Generasi Muda Diajak Mencegah Perdagangan Satwa Ilegal
Generasi muda atau yang lazim disebut generasi Z diajak ikut serta mencegah perdagangan satwa dilindungi. Menyuarakan kepedulian terhadap perlindungan satwa bisa dilakukan melalui telepon pintar dalam genggaman. Media sosial merupakan salah satu jalan termudah.
Oleh
PANDU WIYOGA
·2 menit baca
BATAM, KOMPAS – Generasi muda atau yang lazim disebut generasi Z diajak ikut serta mencegah perdagangan satwa dilindungi. Menyuarakan kepedulian terhadap perlindungan satwa bisa dilakukan melalui telepon pintar dalam genggaman. Media sosial merupakan salah satu jalan termudah.
Direktur Jenderal Konservasi Sumber Daya Alam Ekosistem (KSDAE) Kementerian Lingkungan Hidup dan Kehutanan (LHK) Wiratno di Batam, Senin (5/8/2019), mengharapkan, generasi Z berani menunjukkan sikap kritis terhadap maraknya perdagangan satwa dilindungi di media sosial.
“Selama ini media sosial banyak dipakai menjual satwa dilindungi. Saat ini tugas generasi Z mengubah media sosial menjadi sarana menyuarakan kepedulian terhadap kelestarian satwa,” kata Wiratno saat membuka Jambore Hari Konservasi Alam Nasional (HKAN) di Taman Wisata Alam Muka Kuning.
Tempat penyelenggaraan Jambore HKAN kali ini, Batam, sejak lama dikenal sebagai pintu gerbang penjualan satwa ilegal. Kasus terakhir, Senin (29/7/2019), petugas Pangkalan TNI AL Batam mengungkap penyelundupan 450 ekor burung kacer (Copsychus saularis) dari Malaysia.

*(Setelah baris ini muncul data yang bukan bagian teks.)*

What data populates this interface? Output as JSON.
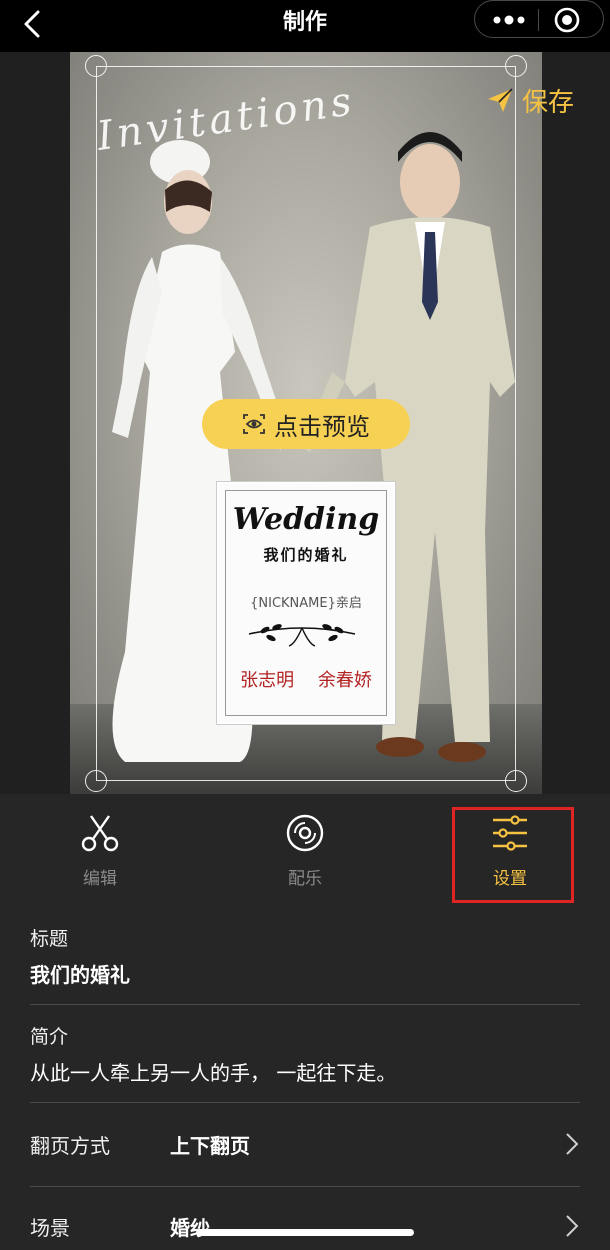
{
  "nav": {
    "title": "制作",
    "back_icon": "chevron-left-icon",
    "more_icon": "more-dots-icon",
    "target_icon": "target-icon"
  },
  "canvas": {
    "decor_text": "Invitations",
    "save_label": "保存",
    "save_icon": "paper-plane-icon",
    "preview_label": "点击预览",
    "preview_icon": "eye-scan-icon",
    "card": {
      "title": "Wedding",
      "subtitle": "我们的婚礼",
      "nickname_line": "{NICKNAME}亲启",
      "names": "张志明 余春娇"
    }
  },
  "toolbar": {
    "items": [
      {
        "label": "编辑",
        "icon": "scissors-icon",
        "active": false
      },
      {
        "label": "配乐",
        "icon": "music-disc-icon",
        "active": false
      },
      {
        "label": "设置",
        "icon": "sliders-icon",
        "active": true
      }
    ]
  },
  "settings": {
    "title": {
      "label": "标题",
      "value": "我们的婚礼"
    },
    "intro": {
      "label": "简介",
      "value": "从此一人牵上另一人的手， 一起往下走。"
    },
    "page_turn": {
      "label": "翻页方式",
      "value": "上下翻页"
    },
    "scene": {
      "label": "场景",
      "value": "婚纱"
    }
  },
  "colors": {
    "accent": "#f5c242",
    "highlight": "#e02424",
    "background": "#262626",
    "names": "#b22222"
  }
}
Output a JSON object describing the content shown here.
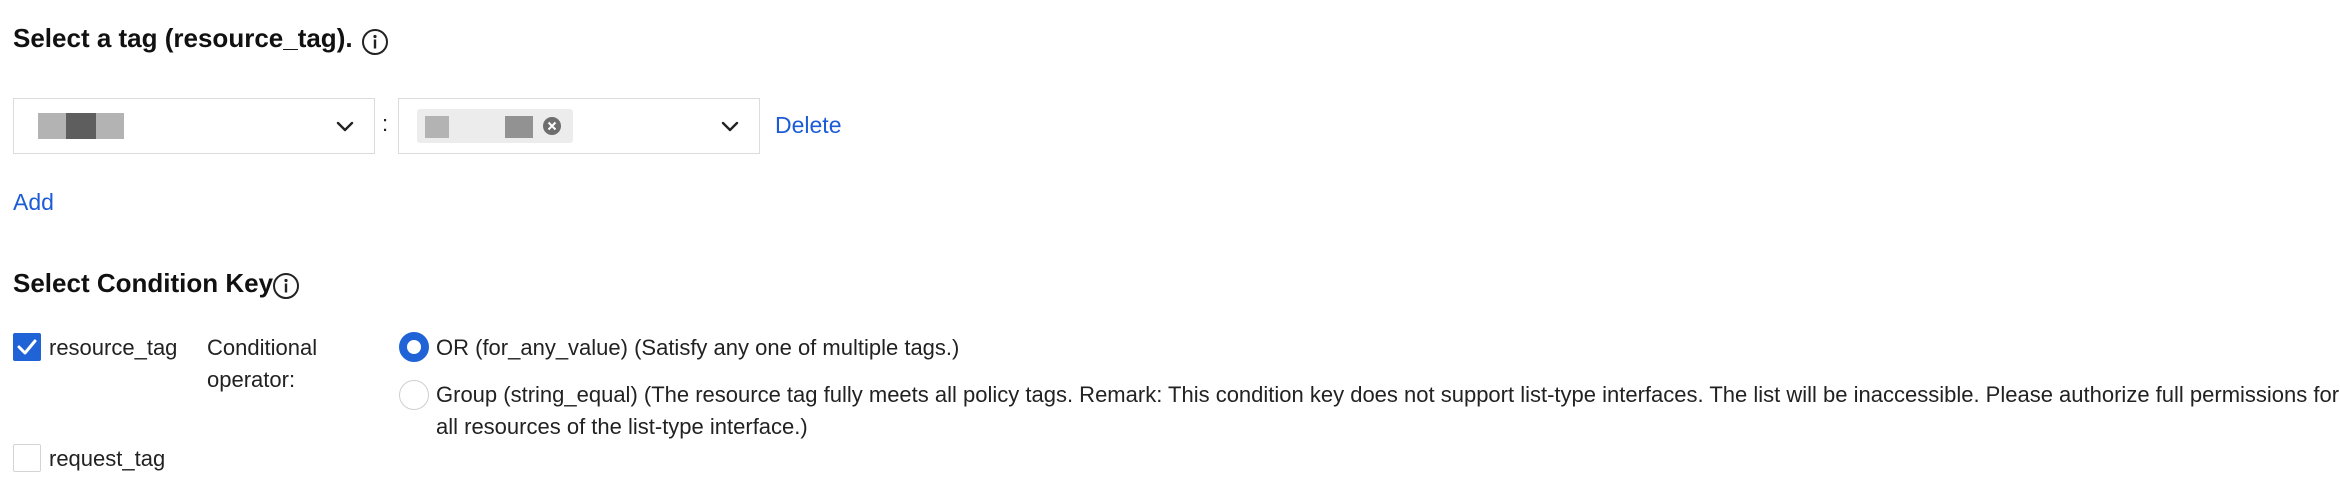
{
  "section1": {
    "title": "Select a tag (resource_tag).",
    "separator": ":",
    "delete_label": "Delete",
    "add_label": "Add"
  },
  "section2": {
    "title": "Select Condition Key",
    "keys": [
      {
        "label": "resource_tag",
        "checked": true
      },
      {
        "label": "request_tag",
        "checked": false
      }
    ],
    "operator_label_line1": "Conditional",
    "operator_label_line2": "operator:",
    "options": [
      {
        "label": "OR (for_any_value) (Satisfy any one of multiple tags.)",
        "selected": true
      },
      {
        "label_line1": "Group (string_equal) (The resource tag fully meets all policy tags. Remark: This condition key does not support list-type interfaces. The list will be inaccessible. Please authorize full permissions for",
        "label_line2": "all resources of the list-type interface.)",
        "selected": false
      }
    ]
  },
  "colors": {
    "accent": "#1f63d7",
    "link": "#1c5cd6",
    "border": "#dcdcdc"
  },
  "icons": [
    "info-icon",
    "chevron-down-icon",
    "close-circle-icon",
    "check-icon"
  ]
}
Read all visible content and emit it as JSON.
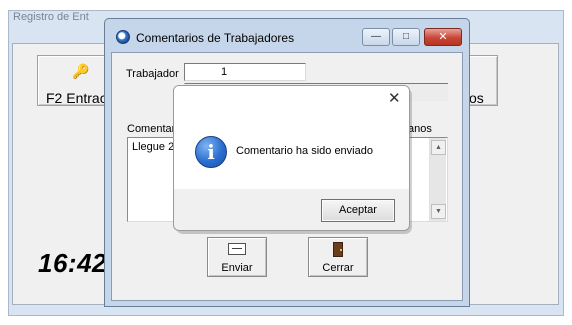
{
  "main_window": {
    "title": "Registro de Ent",
    "f2_button_label": "F2 Entrac",
    "right_button_label": "os",
    "clock": "16:42"
  },
  "comments_dialog": {
    "title": "Comentarios de Trabajadores",
    "trabajador_label": "Trabajador",
    "trabajador_value": "1",
    "comentarios_label": "Comentar",
    "anos_label": "anos",
    "comment_text": "Llegue 2",
    "enviar_label": "Enviar",
    "cerrar_label": "Cerrar",
    "window_controls": {
      "minimize": "—",
      "maximize": "□",
      "close": "✕"
    }
  },
  "message_box": {
    "close_glyph": "✕",
    "info_glyph": "i",
    "message": "Comentario ha sido enviado",
    "ok_label": "Aceptar"
  },
  "icons": {
    "app": "app-globe-icon",
    "key": "key-icon",
    "send": "send-mail-icon",
    "exit": "exit-door-icon",
    "info": "info-icon"
  },
  "colors": {
    "title_bar": "#c6d6ea",
    "close_button": "#c8473a",
    "info_blue": "#2a6fd0"
  }
}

Selama ini media sosial banyak dipakai menjual satwa dilindungi. Saat ini tugas generasi Z mengubah media sosial menjadi sarana menyuarakan kepedulian terhadap kelestarian satwa
Kepala Subdirektorat Sumber Daya Genetik Kementerian LHK Mohammad Haryono mengatakan, burung masih merupakan satwa dilindungi yang paling banyak diperdagangkan. “Orang biasanya lebih tertarik memelihara burung yang bisa berkicau dan bulunya berwarna-warni,” ujarnya
Satwa dilindungi di Indonesia saat ini berjumlah 904 jenis. Sebanyak 554 jenis di antaranya merupakan burung. Banyaknya jenis satwa dilindungi tersebut sering kali membuat petugas di lapangan kesulitan membedakan antara satwa yang dilindungi dan satwa yang tidak dilindungi.
Tiga buku katalog
Oleh karena itu, Kementerian LHK meluncurkan tiga buku katalog satwa dilindungi, yaitu taksa aves (burung), herpetofauna (reptil dan amfibi), dan mamalia. Buku itu untuk membantu petugas imigrasi, bea dan cukai, serta karantina dalam mengidentifikasi berbagai jenis satwa yang dilindungi.
“Konservasi ini bukan hanya pekerjaan Kementerian LHK. Semua pihak, termasuk masyarakat umum, diharapkan bisa ikut terlibat mencegah perdagangan satwa dilindungi,” kata Direktur Konservasi Keaneragaman Hayati Kementerian LHK Indra Exploitasia.
Warga bisa melaporkan perdagangan satwa dilindungi melalui telepon pintar dengan menggunakan aplikasi E-Pelaporan Satwa Dilindungi Bareskrim Polri ataupun aplikasi Gakkum Kementerian LHK. Dengan begitu diharapkan perdagangan satwa ilegal bisa semakin ditekan jumlahnya.
Konservasi ini bukan hanya pekerjaan Kementerian LHK. Semua pihak, termasuk masyarakat umum, diharapkan bisa ikut terlibat mencegah perdagangan satwa dilindungi
Menurut Haryono, perdagangan ilegal merupakan salah satu penyebab menurunnya jumlah satwa di alam. Komitmen pemerintah, keterlibatan warga, dan antusiasme generasi muda dalam menjaga kelestarian alam diharapkan mampu menyelamatkan sejumlah jenis satwa yang kini terancam punah.